The Tender Bar
A Memoir
J.R. Moehringer
Hyperion $23.95
370 pp
A memoir is a memoir is a memoir. Too often of late memoirs amount to nothing more than tell all books or page upon page of braggadocio involving sexual conquests and illicit drug use. After awhile you stop caring about the protagonist.
Then along comes J.R. Moehringer with his memoir “The Tender Bar”, and let me tell you this… if you’re not inclined toward memoirs, this one will change your mind.
Mr. Moehringer writes with a simple and earthy eloquence and honesty that entices you into the story, almost allowing that you’re there or wishing you were.
“The Tender Bar” is as Long Island as Long Island gets. While many perceive the island as either the weekend getaway for rich New York City dwellers or the Gold Coast of Gatsby the reality is that much of the island is populated by the hard working middle class. This is their story.

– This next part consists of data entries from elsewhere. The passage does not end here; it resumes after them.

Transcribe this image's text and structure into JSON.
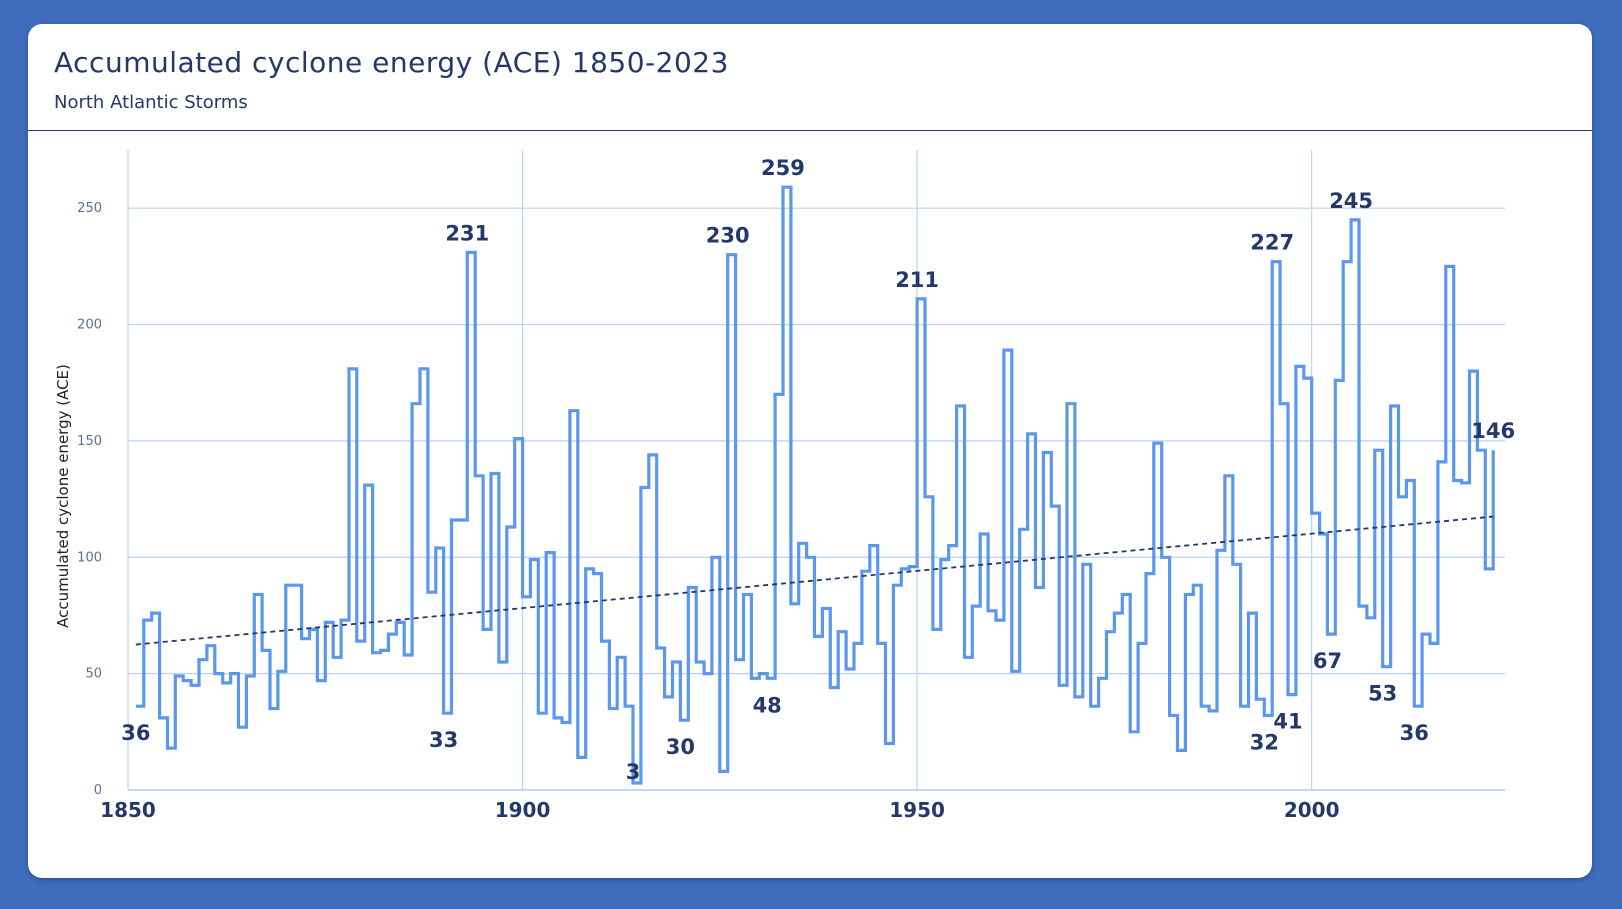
{
  "chart_data": {
    "type": "line",
    "style": "step",
    "title": "Accumulated cyclone energy (ACE) 1850-2023",
    "subtitle": "North Atlantic Storms",
    "ylabel": "Accumulated cyclone energy (ACE)",
    "xlabel": "",
    "xlim": [
      1850,
      2024
    ],
    "ylim": [
      0,
      275
    ],
    "x_ticks": [
      1850,
      1900,
      1950,
      2000
    ],
    "y_ticks": [
      0,
      50,
      100,
      150,
      200,
      250
    ],
    "grid": true,
    "series": [
      {
        "values": [
          [
            1851,
            36
          ],
          [
            1852,
            73
          ],
          [
            1853,
            76
          ],
          [
            1854,
            31
          ],
          [
            1855,
            18
          ],
          [
            1856,
            49
          ],
          [
            1857,
            47
          ],
          [
            1858,
            45
          ],
          [
            1859,
            56
          ],
          [
            1860,
            62
          ],
          [
            1861,
            50
          ],
          [
            1862,
            46
          ],
          [
            1863,
            50
          ],
          [
            1864,
            27
          ],
          [
            1865,
            49
          ],
          [
            1866,
            84
          ],
          [
            1867,
            60
          ],
          [
            1868,
            35
          ],
          [
            1869,
            51
          ],
          [
            1870,
            88
          ],
          [
            1871,
            88
          ],
          [
            1872,
            65
          ],
          [
            1873,
            69
          ],
          [
            1874,
            47
          ],
          [
            1875,
            72
          ],
          [
            1876,
            57
          ],
          [
            1877,
            73
          ],
          [
            1878,
            181
          ],
          [
            1879,
            64
          ],
          [
            1880,
            131
          ],
          [
            1881,
            59
          ],
          [
            1882,
            60
          ],
          [
            1883,
            67
          ],
          [
            1884,
            72
          ],
          [
            1885,
            58
          ],
          [
            1886,
            166
          ],
          [
            1887,
            181
          ],
          [
            1888,
            85
          ],
          [
            1889,
            104
          ],
          [
            1890,
            33
          ],
          [
            1891,
            116
          ],
          [
            1892,
            116
          ],
          [
            1893,
            231
          ],
          [
            1894,
            135
          ],
          [
            1895,
            69
          ],
          [
            1896,
            136
          ],
          [
            1897,
            55
          ],
          [
            1898,
            113
          ],
          [
            1899,
            151
          ],
          [
            1900,
            83
          ],
          [
            1901,
            99
          ],
          [
            1902,
            33
          ],
          [
            1903,
            102
          ],
          [
            1904,
            31
          ],
          [
            1905,
            29
          ],
          [
            1906,
            163
          ],
          [
            1907,
            14
          ],
          [
            1908,
            95
          ],
          [
            1909,
            93
          ],
          [
            1910,
            64
          ],
          [
            1911,
            35
          ],
          [
            1912,
            57
          ],
          [
            1913,
            36
          ],
          [
            1914,
            3
          ],
          [
            1915,
            130
          ],
          [
            1916,
            144
          ],
          [
            1917,
            61
          ],
          [
            1918,
            40
          ],
          [
            1919,
            55
          ],
          [
            1920,
            30
          ],
          [
            1921,
            87
          ],
          [
            1922,
            55
          ],
          [
            1923,
            50
          ],
          [
            1924,
            100
          ],
          [
            1925,
            8
          ],
          [
            1926,
            230
          ],
          [
            1927,
            56
          ],
          [
            1928,
            84
          ],
          [
            1929,
            48
          ],
          [
            1930,
            50
          ],
          [
            1931,
            48
          ],
          [
            1932,
            170
          ],
          [
            1933,
            259
          ],
          [
            1934,
            80
          ],
          [
            1935,
            106
          ],
          [
            1936,
            100
          ],
          [
            1937,
            66
          ],
          [
            1938,
            78
          ],
          [
            1939,
            44
          ],
          [
            1940,
            68
          ],
          [
            1941,
            52
          ],
          [
            1942,
            63
          ],
          [
            1943,
            94
          ],
          [
            1944,
            105
          ],
          [
            1945,
            63
          ],
          [
            1946,
            20
          ],
          [
            1947,
            88
          ],
          [
            1948,
            95
          ],
          [
            1949,
            96
          ],
          [
            1950,
            211
          ],
          [
            1951,
            126
          ],
          [
            1952,
            69
          ],
          [
            1953,
            99
          ],
          [
            1954,
            105
          ],
          [
            1955,
            165
          ],
          [
            1956,
            57
          ],
          [
            1957,
            79
          ],
          [
            1958,
            110
          ],
          [
            1959,
            77
          ],
          [
            1960,
            73
          ],
          [
            1961,
            189
          ],
          [
            1962,
            51
          ],
          [
            1963,
            112
          ],
          [
            1964,
            153
          ],
          [
            1965,
            87
          ],
          [
            1966,
            145
          ],
          [
            1967,
            122
          ],
          [
            1968,
            45
          ],
          [
            1969,
            166
          ],
          [
            1970,
            40
          ],
          [
            1971,
            97
          ],
          [
            1972,
            36
          ],
          [
            1973,
            48
          ],
          [
            1974,
            68
          ],
          [
            1975,
            76
          ],
          [
            1976,
            84
          ],
          [
            1977,
            25
          ],
          [
            1978,
            63
          ],
          [
            1979,
            93
          ],
          [
            1980,
            149
          ],
          [
            1981,
            100
          ],
          [
            1982,
            32
          ],
          [
            1983,
            17
          ],
          [
            1984,
            84
          ],
          [
            1985,
            88
          ],
          [
            1986,
            36
          ],
          [
            1987,
            34
          ],
          [
            1988,
            103
          ],
          [
            1989,
            135
          ],
          [
            1990,
            97
          ],
          [
            1991,
            36
          ],
          [
            1992,
            76
          ],
          [
            1993,
            39
          ],
          [
            1994,
            32
          ],
          [
            1995,
            227
          ],
          [
            1996,
            166
          ],
          [
            1997,
            41
          ],
          [
            1998,
            182
          ],
          [
            1999,
            177
          ],
          [
            2000,
            119
          ],
          [
            2001,
            110
          ],
          [
            2002,
            67
          ],
          [
            2003,
            176
          ],
          [
            2004,
            227
          ],
          [
            2005,
            245
          ],
          [
            2006,
            79
          ],
          [
            2007,
            74
          ],
          [
            2008,
            146
          ],
          [
            2009,
            53
          ],
          [
            2010,
            165
          ],
          [
            2011,
            126
          ],
          [
            2012,
            133
          ],
          [
            2013,
            36
          ],
          [
            2014,
            67
          ],
          [
            2015,
            63
          ],
          [
            2016,
            141
          ],
          [
            2017,
            225
          ],
          [
            2018,
            133
          ],
          [
            2019,
            132
          ],
          [
            2020,
            180
          ],
          [
            2021,
            146
          ],
          [
            2022,
            95
          ],
          [
            2023,
            146
          ]
        ]
      }
    ],
    "trendline": {
      "x": [
        1851,
        2023
      ],
      "y": [
        62.5,
        117.5
      ],
      "style": "dashed"
    },
    "data_labels": [
      {
        "x": 1851,
        "y": 36,
        "text": "36",
        "pos": "below"
      },
      {
        "x": 1890,
        "y": 33,
        "text": "33",
        "pos": "below"
      },
      {
        "x": 1893,
        "y": 231,
        "text": "231",
        "pos": "above"
      },
      {
        "x": 1914,
        "y": 3,
        "text": "3",
        "pos": "inside"
      },
      {
        "x": 1920,
        "y": 30,
        "text": "30",
        "pos": "below"
      },
      {
        "x": 1926,
        "y": 230,
        "text": "230",
        "pos": "above"
      },
      {
        "x": 1931,
        "y": 48,
        "text": "48",
        "pos": "below"
      },
      {
        "x": 1933,
        "y": 259,
        "text": "259",
        "pos": "above"
      },
      {
        "x": 1950,
        "y": 211,
        "text": "211",
        "pos": "above"
      },
      {
        "x": 1994,
        "y": 32,
        "text": "32",
        "pos": "below"
      },
      {
        "x": 1995,
        "y": 227,
        "text": "227",
        "pos": "above"
      },
      {
        "x": 1997,
        "y": 41,
        "text": "41",
        "pos": "below"
      },
      {
        "x": 2002,
        "y": 67,
        "text": "67",
        "pos": "below"
      },
      {
        "x": 2005,
        "y": 245,
        "text": "245",
        "pos": "above"
      },
      {
        "x": 2009,
        "y": 53,
        "text": "53",
        "pos": "below"
      },
      {
        "x": 2013,
        "y": 36,
        "text": "36",
        "pos": "below"
      },
      {
        "x": 2023,
        "y": 146,
        "text": "146",
        "pos": "above"
      }
    ],
    "colors": {
      "series": "#5b97ec",
      "trend": "#25386a",
      "grid": "#b9d2f3",
      "frame": "#3f6cbd"
    }
  }
}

Quite simply it’s a love story. Unconditional love…between the hard drinking men that seem to live the “Tender Bar” and the young boy they ‘adopt’ as one of their own; nursing him through the difficult and slowly developing realization that his father has abandoned him, encouraging him in his forays into love, and picking up the pieces when love was elusive.
While each real life character has their own demons to face, collectively they offer each other strength and a hand to guide each other through tough times. There are some who may suggest that these men were merely deluding themselves, blinding themselves to reality through over indulgence in alcohol, or maybe they merely established an alternate reality in the bar. I was reminded of a M*A*S*H episode wherein the surgeons rebel and declare Rosie’s Bar a sovereign nation… a refuge as it were from the horror of the war. OK so growing up and working on Long Island doesn’t equate with war, but the bar as refuge certainly is a truism.
Moehringer’s opening sentence is “We went there for everything we needed.”… It is not a careless statement. For a young man desperate for a lifeline it WAS everything. That he eventually has to face his own alcoholism may seem like an inevitability, but it isn’t presented as a condemnation of the bar, rather it is offered as a part of the continual growth of Mr. Moehringer.
If it’s true that one can’t go home again, then it is also true that home is not necessarily an actual edifice; instead it is a feeling which one carries close to his heart. More than anything Moehringer drives that point home, ultimately returning the love he received by putting in print his memoir.
If you’ve ever spent time in a bar, if you’ve ever leaned on someone for emotional support, and if you’ve ever wondered what a well written memoir should be then “The Tender Bar” is a must read.